Автор осмеливается привести высказывание Карло Гоцци (в предисловии к «Re de geni») [ «Il re de geni» («Царь духов, или Верная служанка»), пьеса Карло Гоцци.], в котором говорится, что целого арсенала нелепостей и чертовщины еще недостаточно, чтобы вдохнуть душу в сказку, если в ней не заложен глубокий замысел, основанный на каком-нибудь философском взгляде на жизнь. Утверждая это, автор, конечно, имеет в виду скорее желаемое, а не достигнутое им.

Берлин.

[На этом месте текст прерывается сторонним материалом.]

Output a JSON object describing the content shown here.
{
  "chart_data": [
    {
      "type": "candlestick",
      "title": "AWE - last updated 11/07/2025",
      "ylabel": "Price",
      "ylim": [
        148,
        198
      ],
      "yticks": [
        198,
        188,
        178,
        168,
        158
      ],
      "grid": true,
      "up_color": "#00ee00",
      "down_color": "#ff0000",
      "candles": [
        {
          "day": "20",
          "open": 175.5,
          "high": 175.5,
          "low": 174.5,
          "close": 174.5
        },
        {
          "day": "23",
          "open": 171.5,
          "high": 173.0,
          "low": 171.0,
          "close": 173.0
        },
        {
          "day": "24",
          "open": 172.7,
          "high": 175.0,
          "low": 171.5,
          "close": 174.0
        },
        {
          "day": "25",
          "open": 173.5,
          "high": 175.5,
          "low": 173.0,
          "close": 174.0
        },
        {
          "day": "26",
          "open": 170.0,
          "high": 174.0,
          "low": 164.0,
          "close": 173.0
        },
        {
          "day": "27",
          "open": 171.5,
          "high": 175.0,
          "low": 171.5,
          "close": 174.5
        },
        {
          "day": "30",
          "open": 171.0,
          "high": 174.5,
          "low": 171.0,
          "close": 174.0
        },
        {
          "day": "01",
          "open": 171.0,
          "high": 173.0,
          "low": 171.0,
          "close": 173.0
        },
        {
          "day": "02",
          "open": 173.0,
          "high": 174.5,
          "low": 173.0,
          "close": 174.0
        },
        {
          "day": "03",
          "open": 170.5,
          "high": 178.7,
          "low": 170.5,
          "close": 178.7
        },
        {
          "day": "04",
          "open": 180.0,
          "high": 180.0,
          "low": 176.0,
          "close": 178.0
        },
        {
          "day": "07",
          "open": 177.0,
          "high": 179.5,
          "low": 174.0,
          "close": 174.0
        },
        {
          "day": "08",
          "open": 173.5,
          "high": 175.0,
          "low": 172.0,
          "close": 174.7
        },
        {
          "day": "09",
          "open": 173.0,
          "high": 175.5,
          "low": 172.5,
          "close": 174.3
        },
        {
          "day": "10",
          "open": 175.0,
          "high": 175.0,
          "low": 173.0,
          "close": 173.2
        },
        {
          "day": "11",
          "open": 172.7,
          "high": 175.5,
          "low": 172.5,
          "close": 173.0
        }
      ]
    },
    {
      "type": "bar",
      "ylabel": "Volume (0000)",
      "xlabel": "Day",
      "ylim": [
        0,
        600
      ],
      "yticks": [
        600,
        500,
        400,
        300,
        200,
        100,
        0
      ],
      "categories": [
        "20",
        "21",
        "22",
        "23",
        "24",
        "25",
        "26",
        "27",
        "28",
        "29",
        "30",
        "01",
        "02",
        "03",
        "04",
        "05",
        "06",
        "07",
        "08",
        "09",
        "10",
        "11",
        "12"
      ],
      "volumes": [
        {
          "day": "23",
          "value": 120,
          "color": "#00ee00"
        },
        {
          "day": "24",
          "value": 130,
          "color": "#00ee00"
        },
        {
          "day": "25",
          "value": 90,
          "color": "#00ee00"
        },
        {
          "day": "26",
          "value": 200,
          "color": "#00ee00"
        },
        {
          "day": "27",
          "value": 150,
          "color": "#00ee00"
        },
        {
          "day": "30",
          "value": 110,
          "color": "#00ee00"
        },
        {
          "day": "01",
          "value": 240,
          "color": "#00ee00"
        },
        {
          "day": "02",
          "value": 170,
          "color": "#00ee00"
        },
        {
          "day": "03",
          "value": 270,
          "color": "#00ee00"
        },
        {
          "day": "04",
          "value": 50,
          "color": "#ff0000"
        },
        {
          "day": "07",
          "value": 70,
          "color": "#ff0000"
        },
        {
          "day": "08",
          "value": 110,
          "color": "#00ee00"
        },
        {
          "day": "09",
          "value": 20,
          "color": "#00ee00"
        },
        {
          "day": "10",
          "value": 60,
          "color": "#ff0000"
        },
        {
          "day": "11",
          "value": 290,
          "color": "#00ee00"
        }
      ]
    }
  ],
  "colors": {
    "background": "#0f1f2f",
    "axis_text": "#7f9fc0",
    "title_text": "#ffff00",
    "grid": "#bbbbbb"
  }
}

Сентябрь 1820 г.

Глава первая

Волшебное действие роскошного платья на молоденькую модистку. — Определение актера, играющего первых любовников. — О сморфии молоденьких итальянок. — Как почтенного вида старичок занимался науками, сидя в тюльпане, а знатные дамы меж ушей мулов вязали филе. — Шарлатан Челионати и зуб ассирийского принца. — Небесно-голубое и розовое. — Панталоне и бутыль с удивительным содержанием.

Спустились сумерки, в монастырях зазвонили к вечерне; тут прелестная молоденькая девушка по имени Джачинта Соарди отбросила в сторону роскошное женское платье из тяжелого красного атласа, над отделкой которого усердно работала, и хмуро поглядела из чердачного окошка на узкую, безлюдную улочку.

Тем временем старая Беатриче бережно собрала множество всякого рода и цвета маскарадных костюмов, валявшихся в комнатке по столам и стульям, и все их развесила в ряд. Потом, подбоченившись, встала перед раскрытым шкафом и, весело ухмыляясь, проговорила:

— Ну, Джачинта, славно мы на этот раз поработали! Сдается мне, я вижу перед собой чуть не половину веселящегося Корсо! И то ведь никогда еще маэстро Бескапи не давал нам таких богатых заказов. Он-то знает, что наш прекрасный Рим и нынешний год вовсю блеснет весельем и роскошью. Посмотришь, Джачинта, какое ликование поднимется завтра, в первый день карнавала. И завтра... завтра же маэстро Бескапи насыплет нам в подол целую пригоршню дукатов... посмотришь, Джачинта. Но что с тобой, дитятко, ты повесила голову, горюешь... хмуришься. А ведь завтра карнавал!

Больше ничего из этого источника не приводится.